Tutti noi sappiamo che per rimanere in forma ed avere un buono stato psico-fisico è necessario fare attività fisica e seguire una dieta sana ed equilibrata. Questo significa il più delle volte mangiare frutta e verdura, limitare il consumo di zuccheri, carboidrati, alcol e bevande gasate, ma è sempre meglio consultare un dietologo o un nutrizionista prima di intraprendere una sedicente dieta di successo.

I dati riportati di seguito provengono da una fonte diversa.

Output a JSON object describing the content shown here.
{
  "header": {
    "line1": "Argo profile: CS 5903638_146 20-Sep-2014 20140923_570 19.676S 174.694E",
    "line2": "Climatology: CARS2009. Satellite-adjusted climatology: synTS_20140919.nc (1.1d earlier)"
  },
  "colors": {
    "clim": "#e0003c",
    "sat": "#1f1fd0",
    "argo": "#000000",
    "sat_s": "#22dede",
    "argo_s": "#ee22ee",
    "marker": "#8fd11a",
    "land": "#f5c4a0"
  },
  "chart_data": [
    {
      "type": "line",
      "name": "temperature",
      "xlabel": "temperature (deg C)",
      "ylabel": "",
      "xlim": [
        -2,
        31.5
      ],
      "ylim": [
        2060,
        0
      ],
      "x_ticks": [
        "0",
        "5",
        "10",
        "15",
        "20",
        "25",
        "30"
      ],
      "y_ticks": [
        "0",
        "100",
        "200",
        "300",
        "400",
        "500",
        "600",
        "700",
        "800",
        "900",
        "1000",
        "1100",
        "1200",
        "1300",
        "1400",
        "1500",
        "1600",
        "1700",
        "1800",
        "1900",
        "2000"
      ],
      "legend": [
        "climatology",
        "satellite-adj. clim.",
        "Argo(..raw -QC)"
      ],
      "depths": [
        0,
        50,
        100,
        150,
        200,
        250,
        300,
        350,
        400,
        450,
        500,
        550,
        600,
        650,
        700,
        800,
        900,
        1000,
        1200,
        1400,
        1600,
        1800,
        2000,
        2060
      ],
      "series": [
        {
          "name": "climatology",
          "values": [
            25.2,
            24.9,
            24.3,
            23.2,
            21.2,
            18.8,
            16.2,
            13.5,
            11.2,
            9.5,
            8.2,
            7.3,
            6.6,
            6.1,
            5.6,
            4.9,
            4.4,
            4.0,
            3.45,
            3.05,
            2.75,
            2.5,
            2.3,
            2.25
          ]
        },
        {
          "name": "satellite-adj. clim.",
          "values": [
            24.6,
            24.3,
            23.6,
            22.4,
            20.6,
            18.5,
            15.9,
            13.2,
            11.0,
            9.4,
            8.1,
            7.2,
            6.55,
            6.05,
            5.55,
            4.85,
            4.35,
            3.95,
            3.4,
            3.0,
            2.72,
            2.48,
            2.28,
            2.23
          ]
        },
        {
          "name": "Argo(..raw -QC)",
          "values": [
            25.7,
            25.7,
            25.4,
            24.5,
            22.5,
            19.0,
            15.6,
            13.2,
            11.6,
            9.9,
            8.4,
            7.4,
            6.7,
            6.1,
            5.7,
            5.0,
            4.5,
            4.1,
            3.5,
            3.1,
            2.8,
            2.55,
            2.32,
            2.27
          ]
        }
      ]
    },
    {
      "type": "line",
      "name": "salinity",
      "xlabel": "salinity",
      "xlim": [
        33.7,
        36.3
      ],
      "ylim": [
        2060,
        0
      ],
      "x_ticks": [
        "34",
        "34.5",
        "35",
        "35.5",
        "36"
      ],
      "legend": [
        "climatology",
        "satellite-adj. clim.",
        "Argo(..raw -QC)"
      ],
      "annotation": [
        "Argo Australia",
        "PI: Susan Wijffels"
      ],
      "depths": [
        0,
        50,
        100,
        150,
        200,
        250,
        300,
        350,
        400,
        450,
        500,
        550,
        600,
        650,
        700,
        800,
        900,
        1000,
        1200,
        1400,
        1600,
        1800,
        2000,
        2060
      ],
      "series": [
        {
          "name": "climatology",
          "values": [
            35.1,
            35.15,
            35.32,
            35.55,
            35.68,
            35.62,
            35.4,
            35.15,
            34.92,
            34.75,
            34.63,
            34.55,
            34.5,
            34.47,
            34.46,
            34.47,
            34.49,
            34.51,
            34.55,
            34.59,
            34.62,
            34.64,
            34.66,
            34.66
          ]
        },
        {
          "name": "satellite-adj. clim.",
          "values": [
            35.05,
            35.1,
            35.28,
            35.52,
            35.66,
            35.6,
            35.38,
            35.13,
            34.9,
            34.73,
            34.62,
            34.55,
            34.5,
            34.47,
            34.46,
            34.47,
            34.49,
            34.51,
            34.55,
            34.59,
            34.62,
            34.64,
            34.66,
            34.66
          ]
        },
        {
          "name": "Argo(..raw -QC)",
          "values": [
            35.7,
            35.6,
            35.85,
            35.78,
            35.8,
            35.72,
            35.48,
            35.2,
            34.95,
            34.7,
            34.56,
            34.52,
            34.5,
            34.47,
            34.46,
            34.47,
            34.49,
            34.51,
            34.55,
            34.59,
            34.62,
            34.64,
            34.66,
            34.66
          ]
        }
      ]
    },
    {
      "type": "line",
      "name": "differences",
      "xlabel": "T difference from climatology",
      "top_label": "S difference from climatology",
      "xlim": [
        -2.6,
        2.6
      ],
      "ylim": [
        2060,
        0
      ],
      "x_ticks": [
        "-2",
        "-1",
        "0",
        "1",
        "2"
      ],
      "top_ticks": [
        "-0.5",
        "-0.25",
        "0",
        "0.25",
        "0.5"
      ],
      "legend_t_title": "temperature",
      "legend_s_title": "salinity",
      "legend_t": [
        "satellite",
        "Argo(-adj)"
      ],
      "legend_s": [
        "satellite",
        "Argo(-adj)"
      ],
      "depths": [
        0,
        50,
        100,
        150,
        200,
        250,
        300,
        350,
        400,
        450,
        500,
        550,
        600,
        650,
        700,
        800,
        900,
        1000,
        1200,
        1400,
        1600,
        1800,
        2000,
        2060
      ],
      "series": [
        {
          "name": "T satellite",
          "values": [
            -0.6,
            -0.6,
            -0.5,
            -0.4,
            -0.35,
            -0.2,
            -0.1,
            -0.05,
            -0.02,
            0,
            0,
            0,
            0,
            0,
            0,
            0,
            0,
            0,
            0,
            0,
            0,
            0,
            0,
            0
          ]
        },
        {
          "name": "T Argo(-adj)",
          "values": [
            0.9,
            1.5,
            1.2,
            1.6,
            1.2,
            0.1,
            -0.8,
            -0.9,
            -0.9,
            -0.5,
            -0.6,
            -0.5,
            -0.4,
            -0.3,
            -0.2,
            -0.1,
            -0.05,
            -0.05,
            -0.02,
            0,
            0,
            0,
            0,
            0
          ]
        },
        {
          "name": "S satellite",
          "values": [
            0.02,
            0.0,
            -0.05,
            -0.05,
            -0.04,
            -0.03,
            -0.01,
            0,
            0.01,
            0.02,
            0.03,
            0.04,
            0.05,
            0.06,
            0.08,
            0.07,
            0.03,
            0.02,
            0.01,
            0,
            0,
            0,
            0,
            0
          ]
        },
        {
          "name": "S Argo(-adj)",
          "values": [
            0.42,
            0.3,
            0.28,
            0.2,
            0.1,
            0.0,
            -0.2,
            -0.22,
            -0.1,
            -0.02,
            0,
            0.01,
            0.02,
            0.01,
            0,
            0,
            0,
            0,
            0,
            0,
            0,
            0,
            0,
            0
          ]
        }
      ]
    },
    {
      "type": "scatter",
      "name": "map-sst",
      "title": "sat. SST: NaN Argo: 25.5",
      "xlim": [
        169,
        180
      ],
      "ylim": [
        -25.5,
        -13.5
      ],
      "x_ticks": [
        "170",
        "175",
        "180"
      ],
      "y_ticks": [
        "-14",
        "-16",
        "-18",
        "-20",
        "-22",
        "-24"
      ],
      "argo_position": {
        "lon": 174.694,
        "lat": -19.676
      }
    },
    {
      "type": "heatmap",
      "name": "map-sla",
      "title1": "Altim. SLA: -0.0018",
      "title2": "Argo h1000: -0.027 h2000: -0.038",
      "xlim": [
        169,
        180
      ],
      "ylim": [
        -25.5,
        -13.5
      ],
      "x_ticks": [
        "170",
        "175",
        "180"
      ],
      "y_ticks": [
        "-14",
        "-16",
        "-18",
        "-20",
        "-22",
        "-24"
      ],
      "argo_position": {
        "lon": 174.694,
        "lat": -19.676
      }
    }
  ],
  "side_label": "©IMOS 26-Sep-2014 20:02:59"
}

Tra alimentazione e salute c’è un legame molto particolare ma questo a volte si trasforma in qualcosa di patologico che porta a malattie molto serie come anoressia, bulimia e il cosiddetto binge eating. Come afferma la Società italiana di psicopatologia dell’alimentazione quando si soffre di questi disturbi «sembra che tutto ruoti attorno al cibo e alla paura di ingrassare». Non si riesce ad accettare il proprio corpo e si diviene vittime di messaggi pubblicitari sbagliati e spesso provocatori. Ecco perché è nato l’International No Diet Day, un’occasione per celebrare le diversità e per porre l’attenzione su temi molto delicati come i disturbi alimentari e le difficoltà di chi ne soffre. La giornata è stata istituita anche per promuovere uno stile di vita sano e per informare le persone sulle diete, su come affrontarle al meglio e come scovare quelle “fake”. Vi sono molte ricerche infatti che affermano che le diete improvvisate causano numerosi problemi e soprattutto non salvaguardano dall’effetto yo-yo: in sostanza si riesce a perdere in media il 10% del proprio peso corporeo ma entro un anno se ne riacquista i due terzi, entro cinque anni si è al punto di partenza.

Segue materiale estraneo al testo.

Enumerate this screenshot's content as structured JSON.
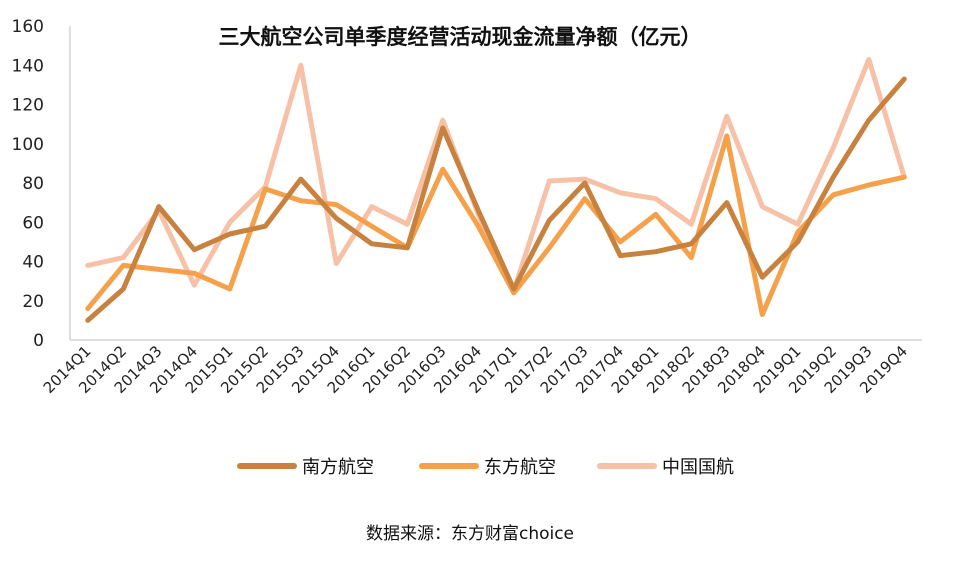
{
  "chart_data": {
    "type": "line",
    "title": "三大航空公司单季度经营活动现金流量净额（亿元）",
    "source": "数据来源：东方财富choice",
    "ylim": [
      0,
      160
    ],
    "yticks": [
      0,
      20,
      40,
      60,
      80,
      100,
      120,
      140,
      160
    ],
    "grid": false,
    "legend_position": "bottom",
    "categories": [
      "2014Q1",
      "2014Q2",
      "2014Q3",
      "2014Q4",
      "2015Q1",
      "2015Q2",
      "2015Q3",
      "2015Q4",
      "2016Q1",
      "2016Q2",
      "2016Q3",
      "2016Q4",
      "2017Q1",
      "2017Q2",
      "2017Q3",
      "2017Q4",
      "2018Q1",
      "2018Q2",
      "2018Q3",
      "2018Q4",
      "2019Q1",
      "2019Q2",
      "2019Q3",
      "2019Q4"
    ],
    "series": [
      {
        "name": "南方航空",
        "color": "#c8823f",
        "values": [
          10,
          26,
          68,
          46,
          54,
          58,
          82,
          62,
          49,
          47,
          108,
          66,
          26,
          61,
          80,
          43,
          45,
          49,
          70,
          32,
          50,
          83,
          112,
          133
        ]
      },
      {
        "name": "东方航空",
        "color": "#f5a04a",
        "values": [
          16,
          38,
          36,
          34,
          26,
          77,
          71,
          69,
          58,
          47,
          87,
          58,
          24,
          47,
          72,
          50,
          64,
          42,
          104,
          13,
          55,
          74,
          79,
          83
        ]
      },
      {
        "name": "中国国航",
        "color": "#f6c1a6",
        "values": [
          38,
          42,
          66,
          28,
          60,
          78,
          140,
          39,
          68,
          59,
          112,
          64,
          25,
          81,
          82,
          75,
          72,
          59,
          114,
          68,
          59,
          98,
          143,
          83
        ]
      }
    ]
  }
}
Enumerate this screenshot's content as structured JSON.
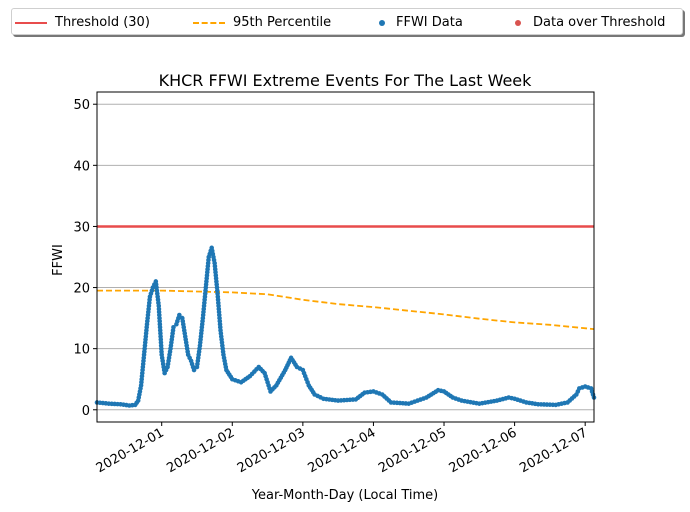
{
  "chart_data": {
    "type": "scatter",
    "title": "KHCR FFWI Extreme Events For The Last Week",
    "xlabel": "Year-Month-Day (Local Time)",
    "ylabel": "FFWI",
    "ylim": [
      -2,
      52
    ],
    "xlim": [
      "2020-11-30T02:00",
      "2020-12-07T03:00"
    ],
    "yticks": [
      0,
      10,
      20,
      30,
      40,
      50
    ],
    "xticks": [
      "2020-12-01",
      "2020-12-02",
      "2020-12-03",
      "2020-12-04",
      "2020-12-05",
      "2020-12-06",
      "2020-12-07"
    ],
    "grid": "y-axis",
    "legend": {
      "placement": "top, outside plot",
      "entries": [
        "Threshold (30)",
        "95th Percentile",
        "FFWI Data",
        "Data over Threshold"
      ]
    },
    "threshold": {
      "name": "Threshold (30)",
      "value": 30,
      "color": "#e84c4c"
    },
    "percentile_95": {
      "name": "95th Percentile",
      "color": "#ffa500",
      "points": [
        [
          "2020-11-30T02:00",
          19.5
        ],
        [
          "2020-12-01T00:00",
          19.5
        ],
        [
          "2020-12-02T00:00",
          19.2
        ],
        [
          "2020-12-02T12:00",
          18.9
        ],
        [
          "2020-12-03T00:00",
          18.0
        ],
        [
          "2020-12-03T12:00",
          17.3
        ],
        [
          "2020-12-04T00:00",
          16.8
        ],
        [
          "2020-12-05T00:00",
          15.6
        ],
        [
          "2020-12-05T12:00",
          14.9
        ],
        [
          "2020-12-06T00:00",
          14.3
        ],
        [
          "2020-12-06T12:00",
          13.9
        ],
        [
          "2020-12-07T03:00",
          13.2
        ]
      ]
    },
    "series": [
      {
        "name": "FFWI Data",
        "color": "#1f77b4",
        "points": [
          [
            "2020-11-30T02:00",
            1.2
          ],
          [
            "2020-11-30T06:00",
            1.0
          ],
          [
            "2020-11-30T10:00",
            0.9
          ],
          [
            "2020-11-30T13:00",
            0.7
          ],
          [
            "2020-11-30T15:00",
            0.8
          ],
          [
            "2020-11-30T16:00",
            1.5
          ],
          [
            "2020-11-30T17:00",
            4.0
          ],
          [
            "2020-11-30T18:00",
            9.0
          ],
          [
            "2020-11-30T19:00",
            14.0
          ],
          [
            "2020-11-30T20:00",
            18.5
          ],
          [
            "2020-11-30T21:00",
            20.0
          ],
          [
            "2020-11-30T22:00",
            21.0
          ],
          [
            "2020-11-30T23:00",
            17.0
          ],
          [
            "2020-12-01T00:00",
            9.0
          ],
          [
            "2020-12-01T01:00",
            6.0
          ],
          [
            "2020-12-01T02:00",
            7.0
          ],
          [
            "2020-12-01T03:00",
            10.0
          ],
          [
            "2020-12-01T04:00",
            13.5
          ],
          [
            "2020-12-01T05:00",
            14.0
          ],
          [
            "2020-12-01T06:00",
            15.5
          ],
          [
            "2020-12-01T07:00",
            15.0
          ],
          [
            "2020-12-01T08:00",
            12.0
          ],
          [
            "2020-12-01T09:00",
            9.0
          ],
          [
            "2020-12-01T10:00",
            8.0
          ],
          [
            "2020-12-01T11:00",
            6.5
          ],
          [
            "2020-12-01T12:00",
            7.0
          ],
          [
            "2020-12-01T13:00",
            10.5
          ],
          [
            "2020-12-01T14:00",
            15.0
          ],
          [
            "2020-12-01T15:00",
            20.0
          ],
          [
            "2020-12-01T16:00",
            25.0
          ],
          [
            "2020-12-01T17:00",
            26.5
          ],
          [
            "2020-12-01T18:00",
            24.0
          ],
          [
            "2020-12-01T19:00",
            19.0
          ],
          [
            "2020-12-01T20:00",
            13.0
          ],
          [
            "2020-12-01T21:00",
            9.0
          ],
          [
            "2020-12-01T22:00",
            6.5
          ],
          [
            "2020-12-02T00:00",
            5.0
          ],
          [
            "2020-12-02T03:00",
            4.5
          ],
          [
            "2020-12-02T06:00",
            5.5
          ],
          [
            "2020-12-02T09:00",
            7.0
          ],
          [
            "2020-12-02T11:00",
            6.0
          ],
          [
            "2020-12-02T13:00",
            3.0
          ],
          [
            "2020-12-02T15:00",
            4.0
          ],
          [
            "2020-12-02T18:00",
            6.5
          ],
          [
            "2020-12-02T20:00",
            8.5
          ],
          [
            "2020-12-02T22:00",
            7.0
          ],
          [
            "2020-12-03T00:00",
            6.5
          ],
          [
            "2020-12-03T02:00",
            4.0
          ],
          [
            "2020-12-03T04:00",
            2.5
          ],
          [
            "2020-12-03T07:00",
            1.8
          ],
          [
            "2020-12-03T12:00",
            1.5
          ],
          [
            "2020-12-03T18:00",
            1.7
          ],
          [
            "2020-12-03T21:00",
            2.8
          ],
          [
            "2020-12-04T00:00",
            3.0
          ],
          [
            "2020-12-04T03:00",
            2.5
          ],
          [
            "2020-12-04T06:00",
            1.2
          ],
          [
            "2020-12-04T12:00",
            1.0
          ],
          [
            "2020-12-04T18:00",
            2.0
          ],
          [
            "2020-12-04T22:00",
            3.2
          ],
          [
            "2020-12-05T00:00",
            3.0
          ],
          [
            "2020-12-05T03:00",
            2.0
          ],
          [
            "2020-12-05T06:00",
            1.5
          ],
          [
            "2020-12-05T12:00",
            1.0
          ],
          [
            "2020-12-05T18:00",
            1.5
          ],
          [
            "2020-12-05T22:00",
            2.0
          ],
          [
            "2020-12-06T00:00",
            1.8
          ],
          [
            "2020-12-06T04:00",
            1.2
          ],
          [
            "2020-12-06T08:00",
            0.9
          ],
          [
            "2020-12-06T14:00",
            0.8
          ],
          [
            "2020-12-06T18:00",
            1.2
          ],
          [
            "2020-12-06T21:00",
            2.5
          ],
          [
            "2020-12-06T22:00",
            3.5
          ],
          [
            "2020-12-07T00:00",
            3.8
          ],
          [
            "2020-12-07T02:00",
            3.5
          ],
          [
            "2020-12-07T03:00",
            2.0
          ]
        ]
      },
      {
        "name": "Data over Threshold",
        "color": "#d9534f",
        "points": []
      }
    ]
  }
}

Merito dell’idea è di Mary Evans Young, autrice di libri sul tema, ex-anoressica e fondatrice dell’associazione Diet Breakers. Ancora oggi sono tante le persone che soffrono di problemi alimentari: secondo il Ministero della Salute vi sono sempre più «nuovi casi di disturbi del comportamento alimentare nella fascia femminile tra i 12 e i 25 anni». Si tratta in particolare di bulimia nervosa, anoressia e dei «disturbi del comportamento alimentare non altrimenti specificati (Dca-Nas)».
Il No Diet Day vuole dunque promuovere un nuovo stile di vita basato sul detto latino “mens sana in corpore sano”, mettendo al bando l’ossessione per le taglie e per il peso, un problema che affligge sempre più persone in tutto il mondo.